Evaluation Metrics

Evaluation Metrics#

In this edition, we are encouraging participants to develop innovative solutions that leverage reinforcement learning. The evaluation metrics and prize distribution are designed accordingly.

⚖ Evaluation metrics#

In this edition, the primary metrics use the normalized return from your agents - the higher the better.

What is the normalized return?

  • The returns are the sum of rewards your agents accumulate during each episode.

  • To normalize these return, we scale them so that they stays in the range \([-1.0, 0.0]\). This makes it possible to compare results between environments of different dimensions.

In code:

normalized_reward = cumulative_reward / (self.env._max_episode_steps * self.env.get_num_agents())

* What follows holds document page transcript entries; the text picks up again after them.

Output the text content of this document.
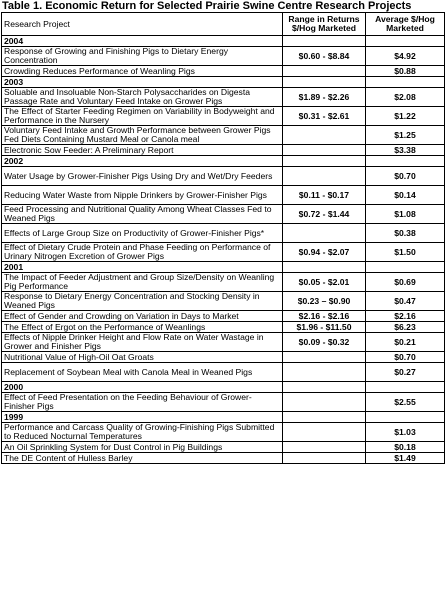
Table 1. Economic Return for Selected Prairie Swine Centre Research Projects
Research Project	Range in Returns $/Hog Marketed	Average $/Hog Marketed
2004		
Response of Growing and Finishing Pigs to Dietary Energy Concentration	$0.60 - $8.84	$4.92
Crowding Reduces Performance of Weanling Pigs		$0.88
2003		
Soluable and Insoluable Non-Starch Polysaccharides on Digesta Passage Rate and Voluntary Feed Intake on Grower Pigs	$1.89 - $2.26	$2.08
The Effect of Starter Feeding Regimen on Variability in Bodyweight and Performance in the Nursery	$0.31 - $2.61	$1.22
Voluntary Feed Intake and Growth Performance between Grower Pigs Fed Diets Containing Mustard Meal or Canola meal		$1.25
Electronic Sow Feeder: A Preliminary Report		$3.38
2002		
Water Usage by Grower-Finisher Pigs Using Dry and Wet/Dry Feeders		$0.70
Reducing Water Waste from Nipple Drinkers by Grower-Finisher Pigs	$0.11 - $0.17	$0.14
Feed Processing and Nutritional Quality Among Wheat Classes Fed to Weaned Pigs	$0.72 - $1.44	$1.08
Effects of Large Group Size on Productivity of Grower-Finisher Pigs*		$0.38
Effect of Dietary Crude Protein and Phase Feeding on Performance of Urinary Nitrogen Excretion of Grower Pigs	$0.94 - $2.07	$1.50
2001		
The Impact of Feeder Adjustment and Group Size/Density on Weanling Pig Performance	$0.05 - $2.01	$0.69
Response to Dietary Energy Concentration and Stocking Density in Weaned Pigs	$0.23 – $0.90	$0.47
Effect of Gender and Crowding on Variation in Days to Market	$2.16 - $2.16	$2.16
The Effect of Ergot on the Performance of Weanlings	$1.96 - $11.50	$6.23
Effects of Nipple Drinker Height and Flow Rate on Water Wastage in Grower and Finisher Pigs	$0.09 - $0.32	$0.21
Nutritional Value of High-Oil Oat Groats		$0.70
Replacement of Soybean Meal with Canola Meal in Weaned Pigs		$0.27
2000		
Effect of Feed Presentation on the Feeding Behaviour of Grower-Finisher Pigs		$2.55
1999		
Performance and Carcass Quality of Growing-Finishing Pigs Submitted to Reduced Nocturnal Temperatures		$1.03
An Oil Sprinkling System for Dust Control in Pig Buildings		$0.18
The DE Content of Hulless Barley		$1.49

The episodes finish when all the trains have reached their target, or when the maximum number of time steps is reached. Therefore:

  • The minimum possible value (ie worst possible) is -1.0, which occurs if none of the agents reach their goal during the episode.

  • The maximum possible value (ie best possible) is 0.0, which would occur if all the agents would reach their targets in one time step, which is generally not achievable.

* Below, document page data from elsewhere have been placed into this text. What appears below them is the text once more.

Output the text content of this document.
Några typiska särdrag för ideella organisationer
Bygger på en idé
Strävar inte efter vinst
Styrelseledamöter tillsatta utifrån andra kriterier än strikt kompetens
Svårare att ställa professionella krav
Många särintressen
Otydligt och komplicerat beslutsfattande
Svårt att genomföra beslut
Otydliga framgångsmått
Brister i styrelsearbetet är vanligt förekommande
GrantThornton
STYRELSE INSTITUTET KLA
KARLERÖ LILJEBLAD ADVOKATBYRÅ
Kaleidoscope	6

The primary metrics is different for each Round:

  • In Round 1, the normalized returns were averaged over all the evaluation episodes, resulting in the mean normalized return.

  • In Round 2, we add +1.0 to the normalized return of each episode to make it positive (it is then in the range [0.0, 1.0]). We then sum up these normalized returns, which results in the total normalized return.

You can read more about the reward structure in the environment documentation.

⏱ Time limits#

The agents have to act within time limits:

  • You are allowed up to 10 minutes of initial planning time before any agent moves.

  • Beyond that point, the agents have 10 seconds per time step to indicate their next actions, no matter the number of agents.

  • The full evaluation must finish in 8 hours.

If the agents fail to act in time during either the initial planning or during any time step, the current episode will receive a score of -1.0. The evaluation will then continue from the following episode. Your submission should catch the TimeoutException exception when performing a step (env_step()) in case a timeout error occurs. If a timeout occurs, you should reset the environment (env_create()) before continuing further. See the starter kit for a concrete example.

The agents are evaluated in a container with access to 4 CPU cores (4 hyper-threads of an Intel Xeon E5 v3 at 2.3 GHz base, 3.8 GHz single core max turbo) and 15 GB of main memory. It is also possible to get access to a GPU, contact the organizers if your approach could take advantage of one.